A new management rule known as “Brand Violations Points” introduced by Xiaohongshu (the biggest lifestyle-sharing platform in China) came into effect on 20 April. Under the points-based system, each brand account is given 10 points to start. Those who are later found to have published “unauthorised commercial promotion” will face deductions of 2 points for each offence, with an accumulated penalty for consecutive violations.
These point deductions will result in punishments ranging from a warning to account suspension for up to 28 days, affecting the search appearance of the concerned accounts, as well as public and recommendation traffic to the brands’ content, as per Xiaohongshu’s community guidelines.
Moreover, the platform has reiterated its requirement of submitting ‘to-be-promoted’ content for review before publication. As a result, more commercial notes have been barred from going public, according to an e-commerce advertiser who has been a frequent marketer on Xiaohongshu, “Also, we see [reviewed] content be altered too, with the brand name being excluded and the mechanism shifting to a ‘comment-led’ format,” he added.
In addition, only products with legitimate third-party quality reports will be allowed to be promoted on the platform, especially those falling into the categories of baby care, skincare, and cosmetics, for which Xiaohongshu is regarded as a breeding ground. Such toughened regulations, therefore, naturally challenge the ability of relevant marketers to leverage one of the most popular hubs for China’s savvy young consumers.
While some are concerned that the content review procedure will make overall marketing efforts less effective, an insider of the e-commerce industry argued that such practice will have little impact on the delivery and outcome of online promotion and believes that brands can benefit from an approved post thanks to the authenticity that the platform’s green light gives. Although it is agreed that the drawback of the review process is an increased marketing cost.

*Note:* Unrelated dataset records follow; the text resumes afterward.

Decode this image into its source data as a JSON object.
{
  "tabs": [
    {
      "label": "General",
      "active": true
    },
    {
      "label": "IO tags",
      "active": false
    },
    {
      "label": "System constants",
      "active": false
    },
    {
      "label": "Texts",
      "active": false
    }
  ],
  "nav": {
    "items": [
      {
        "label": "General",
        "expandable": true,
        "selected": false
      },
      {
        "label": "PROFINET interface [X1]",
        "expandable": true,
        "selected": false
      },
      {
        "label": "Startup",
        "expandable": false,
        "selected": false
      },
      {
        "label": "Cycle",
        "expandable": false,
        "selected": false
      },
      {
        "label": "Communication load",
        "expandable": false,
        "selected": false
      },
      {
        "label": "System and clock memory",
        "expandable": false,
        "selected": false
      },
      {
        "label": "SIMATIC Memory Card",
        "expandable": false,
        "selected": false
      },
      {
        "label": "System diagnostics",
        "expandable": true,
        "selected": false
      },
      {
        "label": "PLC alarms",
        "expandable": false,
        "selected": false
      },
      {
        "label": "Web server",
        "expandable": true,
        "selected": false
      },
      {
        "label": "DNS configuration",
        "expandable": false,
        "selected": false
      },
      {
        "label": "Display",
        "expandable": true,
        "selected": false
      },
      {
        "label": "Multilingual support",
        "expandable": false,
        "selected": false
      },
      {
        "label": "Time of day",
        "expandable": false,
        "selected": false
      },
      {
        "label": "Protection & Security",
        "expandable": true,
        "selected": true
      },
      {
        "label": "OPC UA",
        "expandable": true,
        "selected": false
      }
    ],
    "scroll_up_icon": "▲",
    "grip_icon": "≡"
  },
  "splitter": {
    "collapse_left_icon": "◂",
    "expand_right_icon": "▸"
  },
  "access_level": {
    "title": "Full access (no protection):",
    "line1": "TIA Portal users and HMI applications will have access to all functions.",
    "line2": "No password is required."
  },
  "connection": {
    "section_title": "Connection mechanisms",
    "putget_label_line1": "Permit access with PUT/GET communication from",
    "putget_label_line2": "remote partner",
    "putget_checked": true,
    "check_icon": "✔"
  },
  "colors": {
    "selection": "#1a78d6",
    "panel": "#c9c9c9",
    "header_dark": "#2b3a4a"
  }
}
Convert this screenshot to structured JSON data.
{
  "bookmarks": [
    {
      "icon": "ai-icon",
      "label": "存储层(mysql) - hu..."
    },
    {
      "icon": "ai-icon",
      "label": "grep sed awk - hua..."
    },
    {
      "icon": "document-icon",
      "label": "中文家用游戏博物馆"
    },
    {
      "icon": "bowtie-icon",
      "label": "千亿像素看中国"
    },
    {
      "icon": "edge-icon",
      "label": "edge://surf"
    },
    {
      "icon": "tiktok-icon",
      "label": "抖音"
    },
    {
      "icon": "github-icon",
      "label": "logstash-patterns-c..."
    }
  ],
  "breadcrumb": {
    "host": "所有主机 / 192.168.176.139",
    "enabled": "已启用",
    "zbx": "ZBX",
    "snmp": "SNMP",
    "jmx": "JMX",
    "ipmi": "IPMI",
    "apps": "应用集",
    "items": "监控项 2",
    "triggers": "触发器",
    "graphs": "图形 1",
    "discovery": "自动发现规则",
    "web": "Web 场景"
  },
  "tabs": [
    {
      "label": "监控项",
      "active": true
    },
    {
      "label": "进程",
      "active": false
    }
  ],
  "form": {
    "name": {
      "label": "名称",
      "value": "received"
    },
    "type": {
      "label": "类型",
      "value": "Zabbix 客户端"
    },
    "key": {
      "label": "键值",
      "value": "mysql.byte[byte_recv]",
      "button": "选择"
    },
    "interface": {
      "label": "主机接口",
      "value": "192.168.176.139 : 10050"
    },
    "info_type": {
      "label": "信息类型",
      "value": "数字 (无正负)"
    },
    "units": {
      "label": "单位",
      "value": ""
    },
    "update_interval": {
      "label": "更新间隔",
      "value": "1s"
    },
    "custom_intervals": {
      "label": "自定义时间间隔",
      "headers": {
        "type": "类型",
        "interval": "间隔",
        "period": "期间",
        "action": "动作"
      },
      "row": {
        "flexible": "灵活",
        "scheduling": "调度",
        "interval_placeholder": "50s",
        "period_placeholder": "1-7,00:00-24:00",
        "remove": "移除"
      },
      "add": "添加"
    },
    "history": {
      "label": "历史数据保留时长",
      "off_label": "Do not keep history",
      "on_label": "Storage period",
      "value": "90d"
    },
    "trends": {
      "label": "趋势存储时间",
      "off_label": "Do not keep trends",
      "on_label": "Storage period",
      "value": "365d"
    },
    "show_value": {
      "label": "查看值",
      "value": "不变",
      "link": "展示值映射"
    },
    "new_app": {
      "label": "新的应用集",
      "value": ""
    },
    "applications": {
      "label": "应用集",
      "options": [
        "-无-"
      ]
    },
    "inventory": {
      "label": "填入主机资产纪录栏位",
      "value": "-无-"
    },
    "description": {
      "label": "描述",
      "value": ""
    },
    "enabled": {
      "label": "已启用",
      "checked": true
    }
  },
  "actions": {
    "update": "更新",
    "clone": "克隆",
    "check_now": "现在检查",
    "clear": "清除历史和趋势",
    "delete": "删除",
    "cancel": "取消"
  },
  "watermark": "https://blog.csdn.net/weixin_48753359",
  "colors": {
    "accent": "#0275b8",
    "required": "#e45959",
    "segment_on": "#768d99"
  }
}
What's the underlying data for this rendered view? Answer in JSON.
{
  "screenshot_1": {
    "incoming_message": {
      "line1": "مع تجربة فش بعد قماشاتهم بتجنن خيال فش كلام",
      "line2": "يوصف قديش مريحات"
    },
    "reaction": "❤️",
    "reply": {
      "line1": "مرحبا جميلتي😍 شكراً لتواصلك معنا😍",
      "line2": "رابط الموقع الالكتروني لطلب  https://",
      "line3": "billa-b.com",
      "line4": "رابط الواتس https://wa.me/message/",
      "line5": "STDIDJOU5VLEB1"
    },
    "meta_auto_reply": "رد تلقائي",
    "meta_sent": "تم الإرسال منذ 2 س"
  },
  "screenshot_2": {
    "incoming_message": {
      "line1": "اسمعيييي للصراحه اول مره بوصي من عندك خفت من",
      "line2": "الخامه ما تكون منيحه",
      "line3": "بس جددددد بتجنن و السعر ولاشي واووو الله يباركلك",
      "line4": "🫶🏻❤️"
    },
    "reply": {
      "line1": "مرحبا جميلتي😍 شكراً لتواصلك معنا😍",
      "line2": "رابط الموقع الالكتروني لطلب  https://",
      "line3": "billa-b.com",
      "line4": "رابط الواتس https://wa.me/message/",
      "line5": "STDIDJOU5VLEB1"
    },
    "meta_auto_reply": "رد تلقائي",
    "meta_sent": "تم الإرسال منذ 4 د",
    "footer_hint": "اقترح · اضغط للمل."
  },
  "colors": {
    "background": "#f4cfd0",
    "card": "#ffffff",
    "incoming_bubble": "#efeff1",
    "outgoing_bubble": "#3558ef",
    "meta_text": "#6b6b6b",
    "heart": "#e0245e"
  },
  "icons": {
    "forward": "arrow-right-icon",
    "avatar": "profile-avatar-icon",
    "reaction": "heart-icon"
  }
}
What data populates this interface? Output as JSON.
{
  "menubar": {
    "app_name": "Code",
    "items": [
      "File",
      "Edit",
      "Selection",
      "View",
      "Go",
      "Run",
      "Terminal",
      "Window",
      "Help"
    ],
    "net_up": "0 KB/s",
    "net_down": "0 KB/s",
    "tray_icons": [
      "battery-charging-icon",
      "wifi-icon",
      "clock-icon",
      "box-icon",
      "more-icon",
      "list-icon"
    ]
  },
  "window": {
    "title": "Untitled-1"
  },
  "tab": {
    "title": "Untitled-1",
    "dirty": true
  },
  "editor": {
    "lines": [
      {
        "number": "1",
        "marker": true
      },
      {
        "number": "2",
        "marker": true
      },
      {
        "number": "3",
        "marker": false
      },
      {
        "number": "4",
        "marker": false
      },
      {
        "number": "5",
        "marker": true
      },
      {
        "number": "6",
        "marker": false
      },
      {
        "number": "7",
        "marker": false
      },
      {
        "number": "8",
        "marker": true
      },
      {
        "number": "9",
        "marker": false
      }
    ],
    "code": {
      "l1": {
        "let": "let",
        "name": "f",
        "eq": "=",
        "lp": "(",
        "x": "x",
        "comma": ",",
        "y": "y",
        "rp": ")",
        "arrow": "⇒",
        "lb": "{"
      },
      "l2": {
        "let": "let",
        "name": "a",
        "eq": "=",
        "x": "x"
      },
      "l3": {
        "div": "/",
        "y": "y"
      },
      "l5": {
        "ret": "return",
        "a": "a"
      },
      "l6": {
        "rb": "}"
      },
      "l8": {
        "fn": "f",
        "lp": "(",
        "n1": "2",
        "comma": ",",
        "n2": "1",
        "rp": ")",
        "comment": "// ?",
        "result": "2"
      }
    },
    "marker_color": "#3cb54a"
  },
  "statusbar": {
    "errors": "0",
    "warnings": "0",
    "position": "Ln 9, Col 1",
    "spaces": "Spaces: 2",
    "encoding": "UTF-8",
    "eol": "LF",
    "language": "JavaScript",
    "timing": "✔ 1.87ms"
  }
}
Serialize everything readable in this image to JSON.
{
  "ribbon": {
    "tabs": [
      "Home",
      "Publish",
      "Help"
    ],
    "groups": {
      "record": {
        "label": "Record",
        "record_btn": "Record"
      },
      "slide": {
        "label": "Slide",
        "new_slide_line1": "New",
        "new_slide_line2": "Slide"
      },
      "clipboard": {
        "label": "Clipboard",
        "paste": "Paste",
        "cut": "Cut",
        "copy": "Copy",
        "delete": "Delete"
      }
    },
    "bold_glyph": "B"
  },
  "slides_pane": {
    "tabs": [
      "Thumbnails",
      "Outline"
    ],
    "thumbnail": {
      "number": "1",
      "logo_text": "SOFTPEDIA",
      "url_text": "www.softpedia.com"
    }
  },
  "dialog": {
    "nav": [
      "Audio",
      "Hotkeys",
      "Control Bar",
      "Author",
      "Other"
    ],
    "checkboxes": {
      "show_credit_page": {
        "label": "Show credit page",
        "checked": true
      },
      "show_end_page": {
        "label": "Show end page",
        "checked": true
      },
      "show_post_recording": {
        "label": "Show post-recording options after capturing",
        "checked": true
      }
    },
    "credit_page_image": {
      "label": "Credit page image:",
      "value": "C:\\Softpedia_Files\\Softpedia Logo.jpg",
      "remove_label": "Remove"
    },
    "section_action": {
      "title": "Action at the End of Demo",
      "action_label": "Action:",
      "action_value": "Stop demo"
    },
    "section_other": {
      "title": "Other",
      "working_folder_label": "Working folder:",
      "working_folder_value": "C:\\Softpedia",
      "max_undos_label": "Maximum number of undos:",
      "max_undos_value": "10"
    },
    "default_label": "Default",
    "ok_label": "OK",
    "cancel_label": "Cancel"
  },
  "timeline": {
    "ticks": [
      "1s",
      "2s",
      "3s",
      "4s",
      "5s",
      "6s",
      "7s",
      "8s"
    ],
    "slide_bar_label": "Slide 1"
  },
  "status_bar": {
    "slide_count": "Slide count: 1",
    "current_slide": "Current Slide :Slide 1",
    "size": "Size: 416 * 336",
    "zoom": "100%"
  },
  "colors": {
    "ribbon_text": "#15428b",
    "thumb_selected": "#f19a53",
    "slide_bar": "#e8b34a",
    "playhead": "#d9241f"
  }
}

In fact, Xiaohongshu has been doubling down its efforts in cracking down on illegal marketing behaviours in the hope to restore its reputation following several false marketing scandals, which saw Xiaohongshu in the hot seat after illegal aesthetic medical services and unregulated medicines were found to be promoted on the platform. In the wake of these woes, Xiaohongshu launched a special task force last December, which saw 81 brands closed for illegal marketing, including Dove under Unilever and Neutrogena of Johnson & Johnson.